Mr Rehman asked, with reference to the talk about President Donald Trump’s offer to mediate between Indian and Pakistan, whether Trump had commented on Article 370. “Has Mr Trump taken a position on what India has been doing? He would only tell you baba jo ho gaya woh theek ho gaya.” It’s not a matter which would be resolved emotionally. Let’s not give juvenile responses, he argued.
Two-day conference on Kashmir concludes
Mr Rehman said our options from day one were limited. Our option was “let there be an upheaval and the world will come and intervene”. We should read the lines carefully. “Are our hands clean? We have created a problem for ourselves that no country takes us seriously.”
Quoting Riaz Khokhar’s speech on the first day of the moot, he stressed that we needed to strengthen ourselves internally. “Let’s talk to the people of Pakistan.”

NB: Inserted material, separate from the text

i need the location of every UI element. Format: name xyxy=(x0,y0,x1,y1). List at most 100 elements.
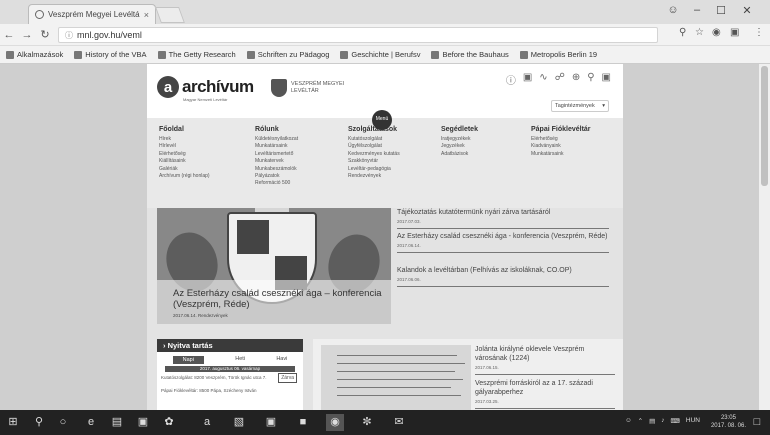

Mr Rehman said great injustices were being done in Kashmir. “This is the cruellest, most brutal treatment that the people of Srinagar are being subjected to. How can anyone justify it? We must not be angry about it. We must be talking [about it] and talk to those who are not with us. Whatever we say we should be serious about it. It’s not a joke. Regardless of all of that, and whatever Modi will do, the people of Kashmir will fight on.”
Legal perspective
Earlier, Ahmer Bilal Soofi, founder of the Research Society of International Law, Islamabad, gave a speech on the legal perspective of the Kashmir issue.

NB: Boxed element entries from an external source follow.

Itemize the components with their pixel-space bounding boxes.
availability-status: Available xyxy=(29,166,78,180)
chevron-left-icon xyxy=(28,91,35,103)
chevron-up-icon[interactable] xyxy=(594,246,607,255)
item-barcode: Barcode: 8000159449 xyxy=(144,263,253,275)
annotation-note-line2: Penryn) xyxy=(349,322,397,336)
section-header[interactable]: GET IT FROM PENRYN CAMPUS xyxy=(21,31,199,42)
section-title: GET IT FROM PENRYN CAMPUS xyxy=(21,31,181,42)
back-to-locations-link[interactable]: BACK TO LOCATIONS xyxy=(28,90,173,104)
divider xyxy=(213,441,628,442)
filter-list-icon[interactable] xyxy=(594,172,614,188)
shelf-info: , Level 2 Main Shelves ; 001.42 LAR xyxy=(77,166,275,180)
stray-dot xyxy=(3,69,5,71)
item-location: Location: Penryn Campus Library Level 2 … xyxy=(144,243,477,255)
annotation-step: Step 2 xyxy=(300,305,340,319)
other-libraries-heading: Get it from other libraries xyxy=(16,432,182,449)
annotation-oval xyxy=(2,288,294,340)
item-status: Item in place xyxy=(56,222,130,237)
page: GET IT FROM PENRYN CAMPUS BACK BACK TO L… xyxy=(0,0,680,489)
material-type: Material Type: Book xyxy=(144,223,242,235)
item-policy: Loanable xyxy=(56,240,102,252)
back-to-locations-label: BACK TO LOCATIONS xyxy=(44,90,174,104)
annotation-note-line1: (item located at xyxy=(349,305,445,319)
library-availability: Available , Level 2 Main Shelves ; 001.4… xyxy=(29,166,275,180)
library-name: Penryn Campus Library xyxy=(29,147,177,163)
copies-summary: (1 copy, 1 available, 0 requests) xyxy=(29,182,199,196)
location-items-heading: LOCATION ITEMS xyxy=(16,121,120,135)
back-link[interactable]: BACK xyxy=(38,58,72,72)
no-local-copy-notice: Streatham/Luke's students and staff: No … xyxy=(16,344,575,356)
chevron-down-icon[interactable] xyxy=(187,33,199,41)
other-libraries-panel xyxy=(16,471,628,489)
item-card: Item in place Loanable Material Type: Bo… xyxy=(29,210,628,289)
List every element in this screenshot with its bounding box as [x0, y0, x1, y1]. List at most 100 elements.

He said in Pakistan we ignored research and the legal aspect of the challenges that the country was faced with. With respect to the Kashmir crisis, he pointed out that India through a legal document got something that it couldn’t get through military wars. In today’s jargon it’s called ‘lawfare’ [as in warfare], that is, to use international law in such a way that you achieve strategic targets that you otherwise wouldn’t. If you saw that Aug 5 document, it seemed [to Mr Soofi] that there was a team of 20 to 25 lawyers that worked on it for six months to a year, which was why they were able to rewire a very complex tapestry of the Indian constitution. It’s a controversial but plausible document. Whereas no legal team from our side worked like that.

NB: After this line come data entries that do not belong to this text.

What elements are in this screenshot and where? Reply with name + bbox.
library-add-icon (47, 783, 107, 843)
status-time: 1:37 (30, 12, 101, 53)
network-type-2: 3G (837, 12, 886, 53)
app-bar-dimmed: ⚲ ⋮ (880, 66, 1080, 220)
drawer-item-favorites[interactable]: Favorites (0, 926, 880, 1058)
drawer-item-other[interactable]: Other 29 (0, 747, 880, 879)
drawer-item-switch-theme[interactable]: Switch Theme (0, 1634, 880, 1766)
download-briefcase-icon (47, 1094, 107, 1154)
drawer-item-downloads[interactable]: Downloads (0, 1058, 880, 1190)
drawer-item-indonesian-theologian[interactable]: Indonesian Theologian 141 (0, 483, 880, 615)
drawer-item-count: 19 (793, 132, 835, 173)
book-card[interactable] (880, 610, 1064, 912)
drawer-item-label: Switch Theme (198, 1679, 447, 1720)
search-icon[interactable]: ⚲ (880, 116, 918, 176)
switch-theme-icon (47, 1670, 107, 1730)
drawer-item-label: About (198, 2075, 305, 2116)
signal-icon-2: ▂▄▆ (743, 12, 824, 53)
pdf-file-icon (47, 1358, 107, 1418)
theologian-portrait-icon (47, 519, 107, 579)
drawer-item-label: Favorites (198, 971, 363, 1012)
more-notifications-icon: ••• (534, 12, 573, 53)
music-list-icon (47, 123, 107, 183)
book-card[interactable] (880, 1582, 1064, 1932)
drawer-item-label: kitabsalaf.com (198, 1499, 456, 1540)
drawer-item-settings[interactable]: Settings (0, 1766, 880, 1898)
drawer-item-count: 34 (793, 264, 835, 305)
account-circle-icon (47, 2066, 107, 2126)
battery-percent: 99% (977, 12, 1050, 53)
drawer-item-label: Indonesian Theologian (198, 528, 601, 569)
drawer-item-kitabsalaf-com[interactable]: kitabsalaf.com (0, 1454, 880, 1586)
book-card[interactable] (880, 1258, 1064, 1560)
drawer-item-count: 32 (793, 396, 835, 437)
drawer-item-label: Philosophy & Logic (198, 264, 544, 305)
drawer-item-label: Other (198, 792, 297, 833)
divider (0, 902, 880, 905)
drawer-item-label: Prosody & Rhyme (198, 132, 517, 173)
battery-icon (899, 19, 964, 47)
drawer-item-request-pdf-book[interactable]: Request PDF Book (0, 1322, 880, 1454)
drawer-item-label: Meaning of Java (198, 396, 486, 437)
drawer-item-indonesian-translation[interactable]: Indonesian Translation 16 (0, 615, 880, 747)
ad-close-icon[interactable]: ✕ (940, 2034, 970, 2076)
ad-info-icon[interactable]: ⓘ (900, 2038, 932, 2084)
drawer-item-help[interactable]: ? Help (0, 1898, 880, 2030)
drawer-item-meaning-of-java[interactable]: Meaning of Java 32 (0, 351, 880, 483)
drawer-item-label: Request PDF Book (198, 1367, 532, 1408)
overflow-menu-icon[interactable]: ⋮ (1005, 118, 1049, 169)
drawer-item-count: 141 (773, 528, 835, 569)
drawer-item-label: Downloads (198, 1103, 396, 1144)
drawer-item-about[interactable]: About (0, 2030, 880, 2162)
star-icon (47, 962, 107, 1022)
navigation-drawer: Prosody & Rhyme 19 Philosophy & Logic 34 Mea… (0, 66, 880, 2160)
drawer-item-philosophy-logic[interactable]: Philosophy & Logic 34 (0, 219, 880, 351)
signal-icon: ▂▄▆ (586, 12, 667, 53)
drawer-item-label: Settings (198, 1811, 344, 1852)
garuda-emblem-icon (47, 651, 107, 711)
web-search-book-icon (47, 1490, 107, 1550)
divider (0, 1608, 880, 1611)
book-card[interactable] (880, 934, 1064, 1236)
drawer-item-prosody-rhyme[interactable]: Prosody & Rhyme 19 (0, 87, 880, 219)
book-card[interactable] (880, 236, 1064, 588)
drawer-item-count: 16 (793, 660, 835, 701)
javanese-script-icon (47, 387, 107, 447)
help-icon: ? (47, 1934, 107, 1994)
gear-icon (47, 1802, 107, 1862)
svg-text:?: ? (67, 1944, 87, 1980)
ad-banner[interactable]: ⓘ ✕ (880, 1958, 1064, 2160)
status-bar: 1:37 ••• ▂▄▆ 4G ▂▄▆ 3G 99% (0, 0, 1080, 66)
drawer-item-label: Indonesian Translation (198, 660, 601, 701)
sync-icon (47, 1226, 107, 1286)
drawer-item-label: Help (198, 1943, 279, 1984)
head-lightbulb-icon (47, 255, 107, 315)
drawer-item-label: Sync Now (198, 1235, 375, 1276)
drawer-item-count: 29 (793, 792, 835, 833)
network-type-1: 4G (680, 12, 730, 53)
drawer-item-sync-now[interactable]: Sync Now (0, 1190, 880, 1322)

Mr Soofi said there’s so much documentation on Kashmir that there had been regular moving of goalposts. The 1950s documentation tells us something else; the 1970s something else; there were international accords and official positions on them etc. The preparation in Pakistan on the Kashmir case left much to be desired. It’s unfortunate because it’s a case that the people of Pakistan had an emotional attachment to. We could give our lives for it but won’t do research (hum se jaan le lo, research na kerwao).
Mr Soofi suggested to the PIIA that it should gather some bright young lawyers at the institute supervised by him [Soofi], and ask them to use the archives from the PIIA library –– the material based on which a lawyer matured his analysis. “Let some intellectual contribution on Kashmir be generated from the city of Karachi,” he said.
Dr Rabia Akhtar, who is a member of Prime Minister’s advisory council on foreign affairs, gave a presentation on the ‘Post-Aug 5 Kashmir: political and strategic consequences’ and Altaf Hussain Wani, chairman of the Kashmir Institute of International Relations, Islamabad, spoke on the ‘Human rights violations in Kashmir’.